Wychowywanie rózgą
Kto miłuje swego syna,
często używa na niego
rózgi,
aby na końcu mógł się nim cieszyć.
(Mądrość Syracha 30,1)
Jestem bezwzględnym, nieubłaganym przeciwnikiem
kary cielesnej.
Baty, dla dorosłych nawet, będą tylko narkotykiem,
nigdy – środkiem wychowawczym.
Kto uderza dziecko, jest jego oprawcą.
kary cielesnej.
Baty, dla dorosłych nawet, będą tylko narkotykiem,
nigdy – środkiem wychowawczym.
Kto uderza dziecko, jest jego oprawcą.
(Janusz Korczak)
Bić czy nie bić? - chciałoby się zapytać. Dziś odpowiedź jest
oczywista! Nie bije się dzieci! Nie bije się nikogo! Nie zawsze jednak tak
było.
W dawnej szkole nauczyciele często stosowali
kary dla utrzymania poprawnego zachowania uczniów i zapewnienia dobrych wyników w nauce. Już
pierwszego dnia uczniowie byli informowani, jak powinni postępować w szkole i
poza nią: przychodzić przed ósmą,
wyznaczonych miejsc w ławkach nie zmieniać, nie pluć na podłogę, nie śmiecić,
podczas dużej pauzy klasę zamieść, na lekcjach nie rozmawiać, podnosić w górę
rękę w razie jakiegoś pilnego interesu (…) na ulicy przed każdym przechodzącym
starszym zdjąć czapkę, pochwalić Boga i pocałować w rękę(…) Uczeń
był karany za przewinienia popełnione w szkole, jak i poza nią, bo nie
przestawał być członkiem społeczności szkolnej. Do wymienionych wyżej przewinień
dochodziły: nieprzygotowanie do lekcji, odzywanie bez pytania, podpowiadanie lub dawanie zadania do odpisania, przezywanie
kolegów, umieszczanie swoich inicjałów na ławce, kłamstwo, kradzież.

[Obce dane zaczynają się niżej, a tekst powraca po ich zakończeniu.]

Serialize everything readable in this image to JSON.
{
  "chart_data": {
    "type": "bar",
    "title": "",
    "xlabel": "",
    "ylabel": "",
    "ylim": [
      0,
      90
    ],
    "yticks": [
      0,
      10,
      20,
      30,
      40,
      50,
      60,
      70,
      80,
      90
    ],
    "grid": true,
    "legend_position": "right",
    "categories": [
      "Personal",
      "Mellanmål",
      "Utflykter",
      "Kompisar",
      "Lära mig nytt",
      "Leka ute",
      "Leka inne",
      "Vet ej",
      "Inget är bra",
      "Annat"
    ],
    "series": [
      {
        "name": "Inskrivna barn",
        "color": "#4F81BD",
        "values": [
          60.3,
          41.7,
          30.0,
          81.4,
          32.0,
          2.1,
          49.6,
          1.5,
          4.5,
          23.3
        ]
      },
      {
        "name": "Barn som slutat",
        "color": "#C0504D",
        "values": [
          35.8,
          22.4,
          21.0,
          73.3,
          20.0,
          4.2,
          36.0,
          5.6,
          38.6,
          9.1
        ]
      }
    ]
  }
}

Oczywiście, oficjalny regulamin szkół mówił, że dozwolone kary to: nagana udzielona
przez nauczyciela, stanie poza ławką, wykluczenie z zabaw i wycieczek
szkolnych, zatrzymanie w szkole po godzinach nauki i wyznaczenie jakiegoś
zajęcia, zagrożenie usunięciem i usunięcie ze szkoły. Chłosta jest
niedopuszczalna. Regulamin regulaminem,
a życie życiem. Najczęściej bowiem stosowanym środkiem wychowawczym była kara cielesna. Wychodzono z
założenia, że jeżeli za młodu nie użyje się rózgi w celach wychowawczych, to w
wieku dorosłym trzeba będzie podjąć środki bardziej radykalne. Rózga mogła być:
brzozowa, rzemienna, „placenta -skóra okrągła, gruba w kilkoro złożona, na dłoń
ręki szeroka” albo spleciona z siedmiu do dziewięciu sznurków. Bito w rękę lub
w pośladki. Za co? Za omyłki w czytaniu lub nieopanowanie pamięciowe zadanego
fragmentu.
Na przełomie XVI i XVII wieku w krajach
niemieckojęzycznych w szkołach parafialnych urządzano nawet wyprawy do lasu po
rózgi. Przeznaczano na to dzień św. Grzegorza albo Zielone Świątki. Uczniowie sami przynosili rózgi, ale
przynajmniej przez jeden dzień mogli się bawić.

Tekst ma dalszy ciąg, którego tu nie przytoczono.